Punished For Being Too Successful

 Posted by on 19 March 2006 at 10:59 am  Uncategorized
Mar 192006
 

Here are two stories from the technology sector, showing how some folks want to punish companies not for their failures but for their successes.

The first story concerns a website that is filing a lawsuit against Google because they are unhappy with their low rankings on Google searches.

“Web site files complaint against Google”

KinderStart alleges Google has engaged in anticompetitive behavior and misled the public by positioning its search engine as an objective source for finding Internet content. The suit seeks unspecified financial damages and a court order that would require Google to change its ways.

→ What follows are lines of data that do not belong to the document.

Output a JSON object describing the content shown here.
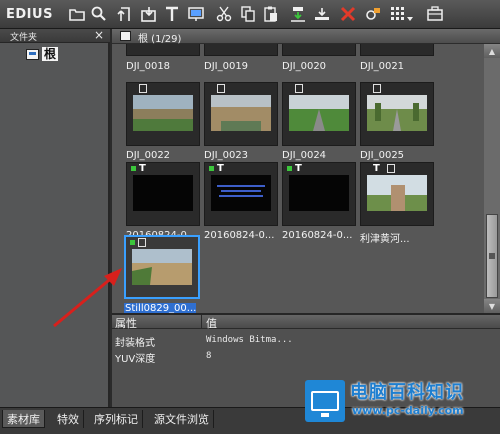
{
  "app": {
    "title": "EDIUS"
  },
  "toolbar": {
    "icons": [
      "folder-icon",
      "search-icon",
      "up-folder-icon",
      "import-icon",
      "title-icon",
      "monitor-icon",
      "scissors-icon",
      "copy-icon",
      "paste-icon",
      "add-to-timeline-icon",
      "insert-icon",
      "delete-icon",
      "properties-icon",
      "view-mode-icon",
      "bin-options-icon"
    ]
  },
  "folder_panel": {
    "header": "文件夹",
    "close": "×",
    "root_label": "根"
  },
  "bin": {
    "path": "根 (1/29)",
    "clips": [
      {
        "label": "DJI_0018",
        "kind": "video"
      },
      {
        "label": "DJI_0019",
        "kind": "video"
      },
      {
        "label": "DJI_0020",
        "kind": "video"
      },
      {
        "label": "DJI_0021",
        "kind": "video"
      },
      {
        "label": "DJI_0022",
        "kind": "video"
      },
      {
        "label": "DJI_0023",
        "kind": "video"
      },
      {
        "label": "DJI_0024",
        "kind": "video"
      },
      {
        "label": "DJI_0025",
        "kind": "video"
      },
      {
        "label": "20160824-0...",
        "kind": "title"
      },
      {
        "label": "20160824-0...",
        "kind": "title"
      },
      {
        "label": "20160824-0...",
        "kind": "title"
      },
      {
        "label": "利津黄河...",
        "kind": "title"
      },
      {
        "label": "Still0829_00...",
        "kind": "still",
        "selected": true
      }
    ]
  },
  "properties": {
    "col_name": "属性",
    "col_value": "值",
    "rows": [
      {
        "name": "封装格式",
        "value": "Windows Bitma..."
      },
      {
        "name": "YUV深度",
        "value": "8"
      }
    ]
  },
  "tabs": [
    "素材库",
    "特效",
    "序列标记",
    "源文件浏览"
  ],
  "watermark": {
    "title": "电脑百科知识",
    "url": "www.pc-daily.com"
  },
  "colors": {
    "selection": "#2f6fd0",
    "accent": "#1f7fd0",
    "delete": "#e23a2a",
    "arrow": "#d8201c"
  }
}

…This time, KinderStart is the one making accusations of free-speech violations — in Google’s case, by reducing the traffic sent to Web sites that have been wrongfully punished.

…[KinderStart attorney Gregory] Yu hopes to prove Google has become an ‘essential facility’ that should be required to warn Web sites before dropping them from the index.

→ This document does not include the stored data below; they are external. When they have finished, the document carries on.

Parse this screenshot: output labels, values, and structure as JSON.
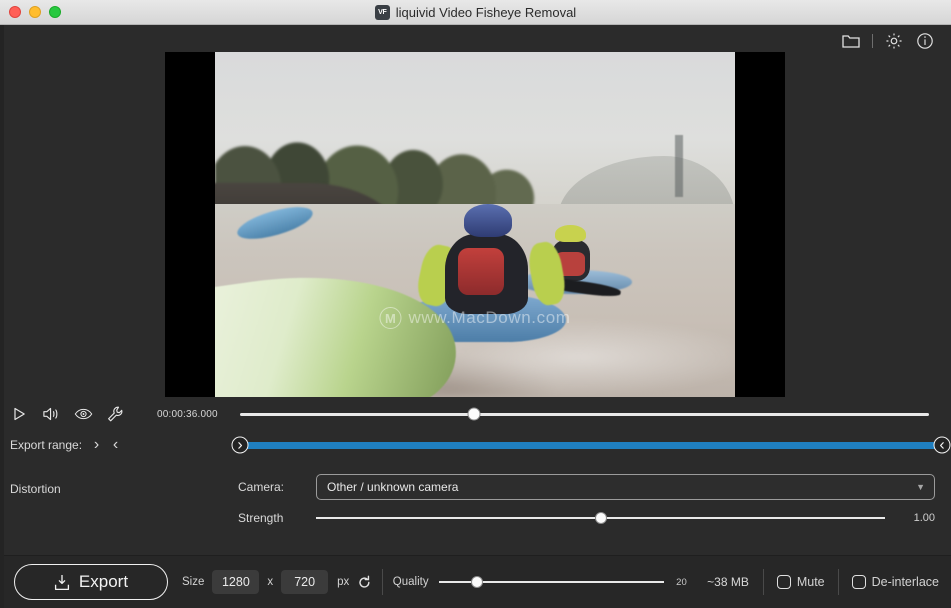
{
  "window": {
    "title": "liquivid Video Fisheye Removal",
    "app_icon_text": "VF",
    "traffic_lights": [
      "close",
      "minimize",
      "maximize"
    ]
  },
  "toolbar": {
    "folder_icon": "folder-icon",
    "settings_icon": "gear-icon",
    "info_icon": "info-icon"
  },
  "video": {
    "watermark_logo": "M",
    "watermark_text": "www.MacDown.com"
  },
  "transport": {
    "play_icon": "play-icon",
    "volume_icon": "speaker-icon",
    "preview_icon": "eye-icon",
    "tools_icon": "wrench-icon",
    "timecode": "00:00:36.000",
    "seek_percent": 34
  },
  "export_range": {
    "label": "Export range:",
    "arrow_in": "›",
    "arrow_out": "‹",
    "left_handle_icon": "›",
    "right_handle_icon": "‹",
    "start_percent": 0,
    "end_percent": 100,
    "bar_color": "#1f7fc0"
  },
  "distortion": {
    "title": "Distortion",
    "camera_label": "Camera:",
    "camera_value": "Other / unknown camera",
    "camera_options": [
      "Other / unknown camera"
    ],
    "strength_label": "Strength",
    "strength_value": "1.00",
    "strength_percent": 50
  },
  "bottom": {
    "export_label": "Export",
    "export_icon": "download-icon",
    "size_label": "Size",
    "width_value": "1280",
    "width_placeholder": "1280",
    "x_label": "x",
    "height_value": "720",
    "height_placeholder": "720",
    "unit_label": "px",
    "reset_icon": "reset-icon",
    "quality_label": "Quality",
    "quality_value": "20",
    "quality_percent": 20,
    "file_size": "~38 MB",
    "mute_label": "Mute",
    "mute_checked": false,
    "deinterlace_label": "De-interlace",
    "deinterlace_checked": false
  }
}
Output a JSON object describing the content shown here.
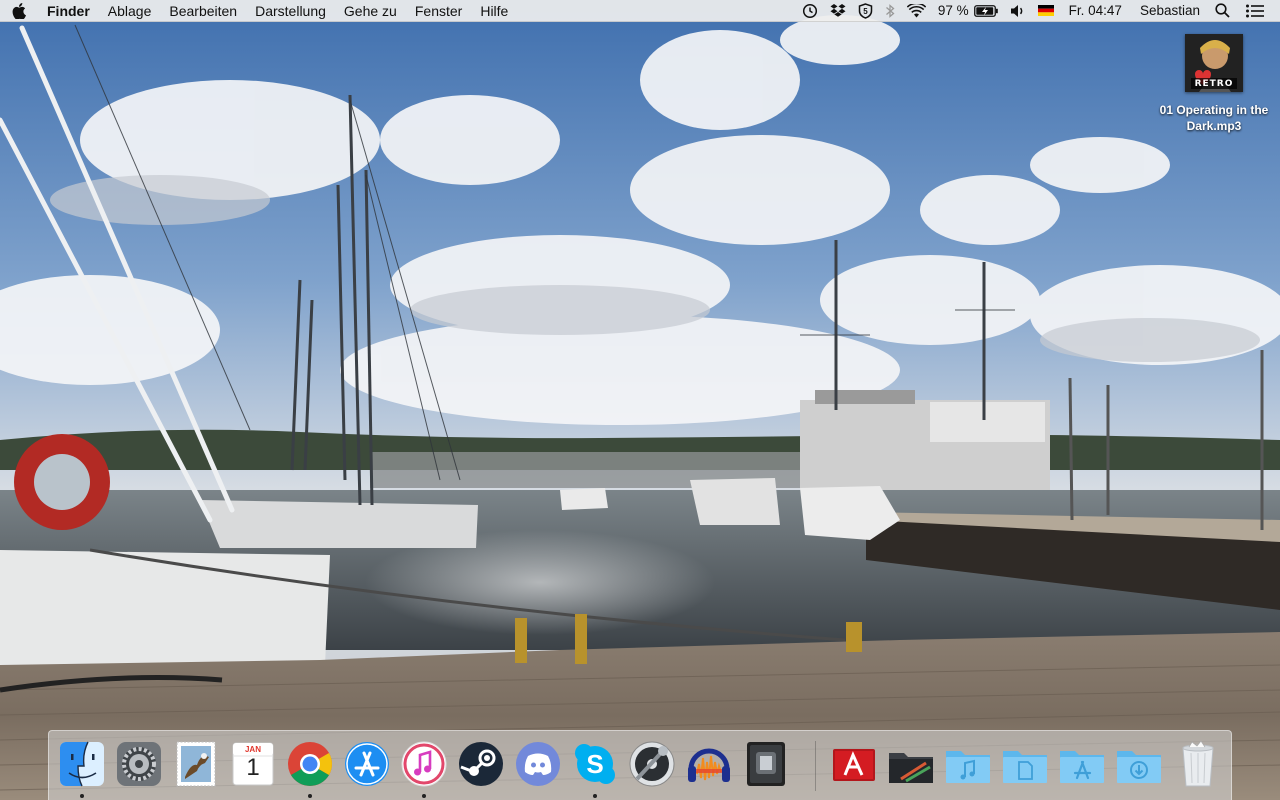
{
  "menubar": {
    "apple_icon": "apple-icon",
    "app_name": "Finder",
    "menus": [
      "Ablage",
      "Bearbeiten",
      "Darstellung",
      "Gehe zu",
      "Fenster",
      "Hilfe"
    ],
    "status": {
      "battery_text": "97 %",
      "battery_level": 0.97,
      "input_flag": "de-flag-icon",
      "clock": "Fr. 04:47",
      "user": "Sebastian"
    }
  },
  "desktop": {
    "file": {
      "label": "01 Operating in the Dark.mp3",
      "thumb_text": "RETRO"
    }
  },
  "dock": {
    "apps": [
      {
        "name": "finder-icon",
        "running": true
      },
      {
        "name": "system-preferences-icon",
        "running": false
      },
      {
        "name": "mail-icon",
        "running": false
      },
      {
        "name": "calendar-icon",
        "running": false,
        "month": "JAN",
        "day": "1"
      },
      {
        "name": "chrome-icon",
        "running": true
      },
      {
        "name": "app-store-icon",
        "running": false
      },
      {
        "name": "itunes-icon",
        "running": true
      },
      {
        "name": "steam-icon",
        "running": false
      },
      {
        "name": "discord-icon",
        "running": false
      },
      {
        "name": "skype-icon",
        "running": true
      },
      {
        "name": "logic-remote-icon",
        "running": false
      },
      {
        "name": "audacity-icon",
        "running": false
      },
      {
        "name": "logic-pro-icon",
        "running": false
      }
    ],
    "folders": [
      "adobe-icon",
      "stack-folder-icon",
      "music-folder-icon",
      "documents-folder-icon",
      "applications-folder-icon",
      "downloads-folder-icon",
      "trash-icon"
    ]
  }
}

Although I am sharply critical of Google’s China policy, this lawsuit is an entirely separate issue and Google is the victim here.

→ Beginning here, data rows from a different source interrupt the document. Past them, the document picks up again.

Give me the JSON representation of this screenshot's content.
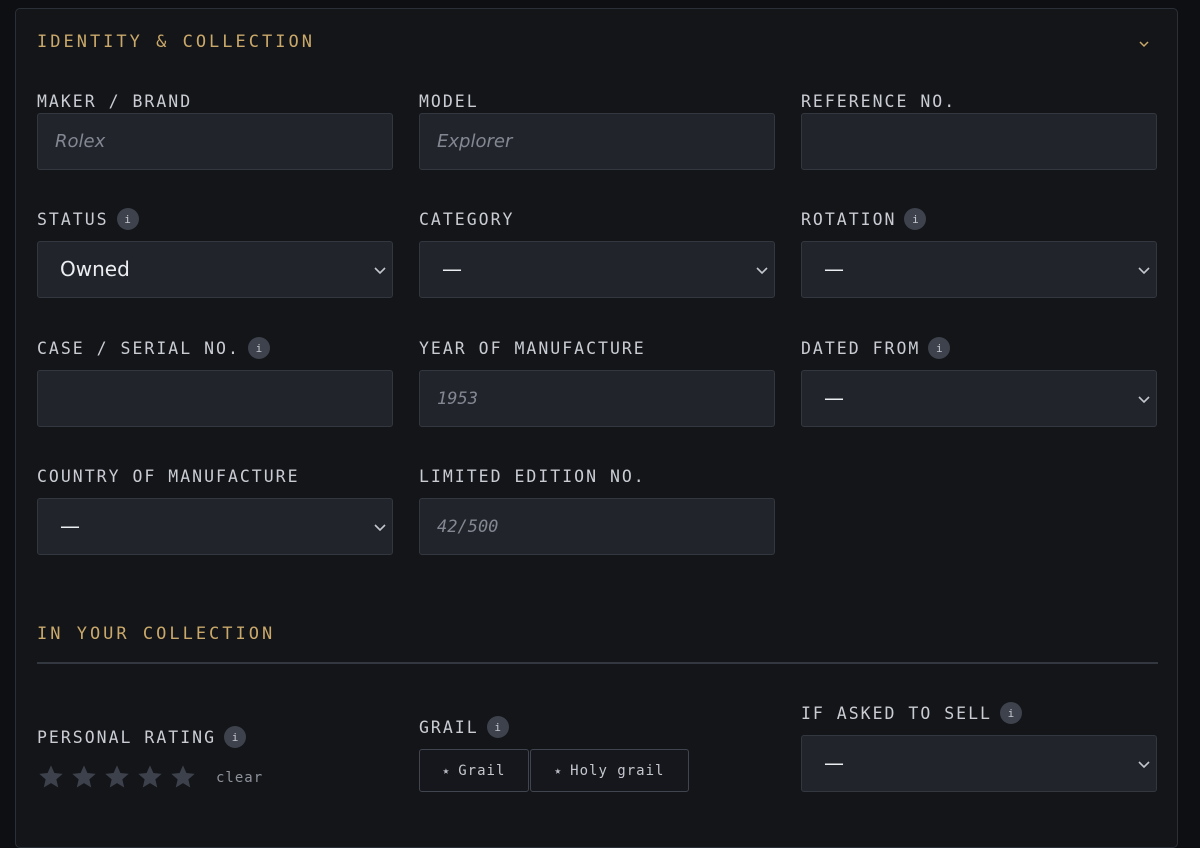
{
  "identity": {
    "title": "IDENTITY & COLLECTION",
    "maker": {
      "label": "MAKER / BRAND",
      "placeholder": "Rolex",
      "value": ""
    },
    "model": {
      "label": "MODEL",
      "placeholder": "Explorer",
      "value": ""
    },
    "reference": {
      "label": "REFERENCE NO.",
      "placeholder": "",
      "value": ""
    },
    "status": {
      "label": "STATUS",
      "value": "Owned"
    },
    "category": {
      "label": "CATEGORY",
      "value": "—"
    },
    "rotation": {
      "label": "ROTATION",
      "value": "—"
    },
    "serial": {
      "label": "CASE / SERIAL NO.",
      "placeholder": "",
      "value": ""
    },
    "year": {
      "label": "YEAR OF MANUFACTURE",
      "placeholder": "1953",
      "value": ""
    },
    "dated_from": {
      "label": "DATED FROM",
      "value": "—"
    },
    "country": {
      "label": "COUNTRY OF MANUFACTURE",
      "value": "—"
    },
    "limited": {
      "label": "LIMITED EDITION NO.",
      "placeholder": "42/500",
      "value": ""
    }
  },
  "collection": {
    "title": "IN YOUR COLLECTION",
    "rating": {
      "label": "PERSONAL RATING",
      "value": 0,
      "max": 5,
      "clear_label": "clear"
    },
    "grail": {
      "label": "GRAIL",
      "options": [
        "Grail",
        "Holy grail"
      ]
    },
    "sell": {
      "label": "IF ASKED TO SELL",
      "value": "—"
    }
  },
  "info_glyph": "i",
  "icons": {
    "info": "info-icon",
    "chevron": "chevron-down-icon",
    "star": "star-icon"
  },
  "colors": {
    "accent": "#c9a86a",
    "background": "#131519",
    "field": "#21242b",
    "border": "#33373f",
    "star_empty": "#3d414b"
  }
}
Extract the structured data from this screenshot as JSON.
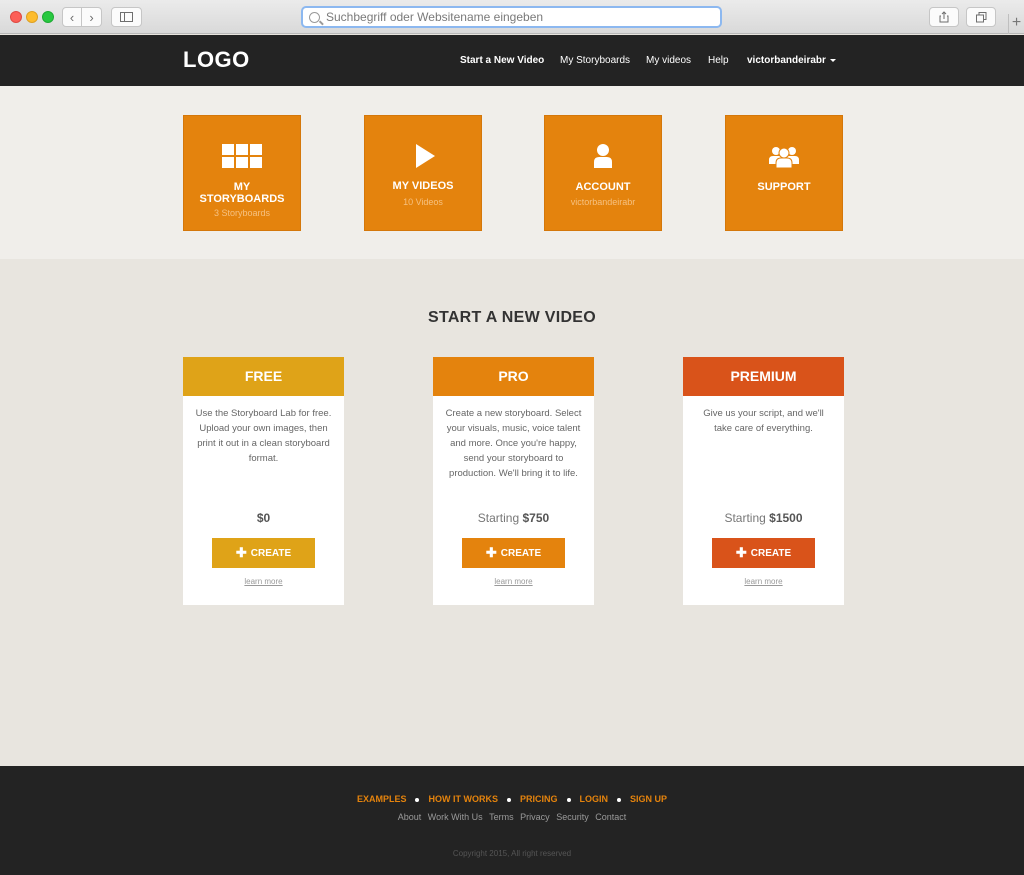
{
  "browser": {
    "address_placeholder": "Suchbegriff oder Websitename eingeben",
    "new_tab": "+"
  },
  "header": {
    "logo": "LOGO",
    "nav": {
      "start": "Start a New Video",
      "storyboards": "My Storyboards",
      "videos": "My videos",
      "help": "Help",
      "user": "victorbandeirabr"
    }
  },
  "tiles": [
    {
      "label": "MY STORYBOARDS",
      "sub": "3 Storyboards",
      "icon": "grid-icon"
    },
    {
      "label": "MY VIDEOS",
      "sub": "10 Videos",
      "icon": "play-icon"
    },
    {
      "label": "ACCOUNT",
      "sub": "victorbandeirabr",
      "icon": "user-icon"
    },
    {
      "label": "SUPPORT",
      "sub": "",
      "icon": "users-icon"
    }
  ],
  "start": {
    "title": "START A NEW VIDEO",
    "plans": [
      {
        "name": "FREE",
        "color": "#dfa318",
        "description": "Use the Storyboard Lab for free. Upload your own images, then print it out in a clean storyboard format.",
        "price_prefix": "",
        "price": "$0",
        "cta": "CREATE",
        "learn": "learn more"
      },
      {
        "name": "PRO",
        "color": "#e4830d",
        "description": "Create a new storyboard. Select your visuals, music, voice talent and more. Once you're happy, send your storyboard to production. We'll bring it to life.",
        "price_prefix": "Starting",
        "price": "$750",
        "cta": "CREATE",
        "learn": "learn more"
      },
      {
        "name": "PREMIUM",
        "color": "#d9531a",
        "description": "Give us your script, and we'll take care of everything.",
        "price_prefix": "Starting",
        "price": "$1500",
        "cta": "CREATE",
        "learn": "learn more"
      }
    ]
  },
  "footer": {
    "links": [
      "EXAMPLES",
      "HOW IT WORKS",
      "PRICING",
      "LOGIN",
      "SIGN UP"
    ],
    "sub_links": [
      "About",
      "Work With Us",
      "Terms",
      "Privacy",
      "Security",
      "Contact"
    ],
    "copyright": "Copyright 2015, All right reserved"
  },
  "colors": {
    "accent": "#e4830d",
    "header_bg": "#232323"
  }
}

The second story is about a proposed French law to require Apple to share proprietary information about digital music formats with commercial rivals in order to level the playing field (for the consumer’s sake of course), and to force Apple to sell iPods with the capacity to play Sony-formatted music.

“France finishes copyright law to open up iTunes”

Thanks to the massive success of the iPod models — in the United States, the players accounted for 72 percent of the portable media player market in 2005, according to NPD Group — iTunes has become the global leader in online music sales. The iPod is currently designed not to play music from rival services.

…”Without guaranteed interoperability, we run a major risk of captive client bases and an anti-competitive situation, with the consumer held hostage as a result,” read the explanatory note accompanying one of the key amendments.

There was also a very interesting tidbit in this related story:

Some industry observers predicted that Apple would prefer to close down its French iTunes store rather than comply with the new law.

I hope Apple has the cojones to follow through!